I was connected to a CTG, had a bladder catheter, an intravenous access, and an electrode on the top of my child’s head, but I could lie down and relax in the warm bed. The synthetic oxytocin was increased step-wise again but I returned to the audio tracks, to music and a state of deep, deep relaxation. I could still feel all contractions on one spot on my back. I was awaiting the waves, was breathing and relaxing and floating. I felt connected with my baby and was surreally happy. It felt like I was incredibly high.
My husband, in turn, was exhausted. He fell asleep on the couch. Around 7 or 8 in the morning, the heart tones of my daughter suddenly dropped. Staff came running in and dialed down the oxytocin. My own blood pressure had dropped drastically too, so I received ephedrine. Her heart tones returned and the oxytocin was increased again. I returned to my blissful state of highness.
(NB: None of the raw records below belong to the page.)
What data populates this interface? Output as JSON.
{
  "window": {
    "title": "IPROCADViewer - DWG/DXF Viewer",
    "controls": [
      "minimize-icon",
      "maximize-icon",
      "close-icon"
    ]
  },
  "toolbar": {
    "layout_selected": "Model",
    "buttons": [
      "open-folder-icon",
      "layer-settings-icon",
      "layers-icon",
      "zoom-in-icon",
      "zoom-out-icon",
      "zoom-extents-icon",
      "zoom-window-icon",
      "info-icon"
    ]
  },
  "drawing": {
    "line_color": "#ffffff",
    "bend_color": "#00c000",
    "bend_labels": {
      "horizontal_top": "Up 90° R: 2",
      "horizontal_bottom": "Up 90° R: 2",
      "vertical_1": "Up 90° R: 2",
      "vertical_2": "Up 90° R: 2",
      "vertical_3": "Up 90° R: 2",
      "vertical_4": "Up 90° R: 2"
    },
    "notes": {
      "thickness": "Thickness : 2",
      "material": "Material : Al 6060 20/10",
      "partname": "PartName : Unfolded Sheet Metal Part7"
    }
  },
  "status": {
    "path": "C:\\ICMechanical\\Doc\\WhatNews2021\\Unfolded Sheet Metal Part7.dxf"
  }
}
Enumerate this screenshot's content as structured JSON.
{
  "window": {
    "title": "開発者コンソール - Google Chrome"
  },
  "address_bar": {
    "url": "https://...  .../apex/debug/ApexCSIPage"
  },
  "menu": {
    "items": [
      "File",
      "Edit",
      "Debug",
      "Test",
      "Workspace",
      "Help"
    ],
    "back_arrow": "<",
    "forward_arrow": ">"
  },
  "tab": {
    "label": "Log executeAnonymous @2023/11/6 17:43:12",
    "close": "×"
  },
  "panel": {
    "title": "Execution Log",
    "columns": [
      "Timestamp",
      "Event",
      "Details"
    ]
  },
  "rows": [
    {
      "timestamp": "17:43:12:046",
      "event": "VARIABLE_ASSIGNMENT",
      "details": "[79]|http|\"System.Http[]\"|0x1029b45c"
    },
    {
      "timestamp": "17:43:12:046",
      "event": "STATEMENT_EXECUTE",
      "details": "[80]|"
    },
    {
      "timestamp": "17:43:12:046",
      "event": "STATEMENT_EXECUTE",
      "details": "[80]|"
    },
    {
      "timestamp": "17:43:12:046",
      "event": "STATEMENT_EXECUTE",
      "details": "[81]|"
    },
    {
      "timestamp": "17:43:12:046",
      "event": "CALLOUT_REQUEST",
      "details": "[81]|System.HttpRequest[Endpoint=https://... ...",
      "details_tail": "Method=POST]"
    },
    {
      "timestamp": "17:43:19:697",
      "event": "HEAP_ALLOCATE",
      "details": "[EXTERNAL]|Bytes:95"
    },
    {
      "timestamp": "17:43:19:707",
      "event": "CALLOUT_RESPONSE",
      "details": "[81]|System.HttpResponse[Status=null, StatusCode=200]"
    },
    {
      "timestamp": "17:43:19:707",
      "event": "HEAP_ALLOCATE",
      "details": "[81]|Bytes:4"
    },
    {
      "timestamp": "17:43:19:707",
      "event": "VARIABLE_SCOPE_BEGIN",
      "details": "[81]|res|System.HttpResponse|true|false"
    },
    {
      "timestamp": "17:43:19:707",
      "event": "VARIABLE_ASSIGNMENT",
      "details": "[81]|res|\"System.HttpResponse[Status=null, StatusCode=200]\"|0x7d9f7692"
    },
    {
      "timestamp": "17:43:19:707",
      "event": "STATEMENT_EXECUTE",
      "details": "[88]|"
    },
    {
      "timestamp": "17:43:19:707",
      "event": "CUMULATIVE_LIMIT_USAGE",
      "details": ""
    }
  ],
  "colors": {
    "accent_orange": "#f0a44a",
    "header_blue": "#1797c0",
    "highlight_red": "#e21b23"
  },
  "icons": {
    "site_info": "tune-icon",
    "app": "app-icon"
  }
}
The hours passed by. I could have continued for a lot longer but during a checkup around (now Tuesday) noon the doctors realized that the cervix was fully dilated and I could start pressing. I was almost a bit shocked about how sudden the birth should now happen! Two doctors helped me practice pressing (I could not feel anything due to the epidural) and our beautiful little baby was born – bright awake - 15 minutes later.
What helped me through..
The birth of my daughter was the opposite of all I had wished for (by pressing like a mad woman, I just so managed to avoid the perineum cut!). And still, I felt that it was a wonderful birth experience. Knowing that I could always re-connect with my breath, with my body and my baby, helped me to feel in control throughout the entire time. Even in the worst moments. Thinking back, I think it there were a couple of things that helped me:
Practice. Throughout the pregnancy, I had practiced many, many, many times to be in and return to a state of deep relaxation – on happy days, on sad days, on relaxed days, on stressful days. I believe that hypnobirthing can work without much practice when all goes well, but for the journey of this birth, a birth with many changes in location, interruptions, and interventions, a birth that lasted several days, having practiced helped me to have the confidence to always being able to reconnect and return to a place of calm, even if it was just for seconds.
One of the affirmations I practiced: “When hospital staff appears rude, it is only because they concentrate and work hard to do the best for you and your baby.” The staff at OLVG Oost was lovely! But this affirmation had helped me in advance to let go of all the worries I had about patronizing interactions with doctors and the medical interventions they would deem necessary.
And a small but powerful sentence a friend said to me when we said goodbye two days before the delivery: “Have no fear!”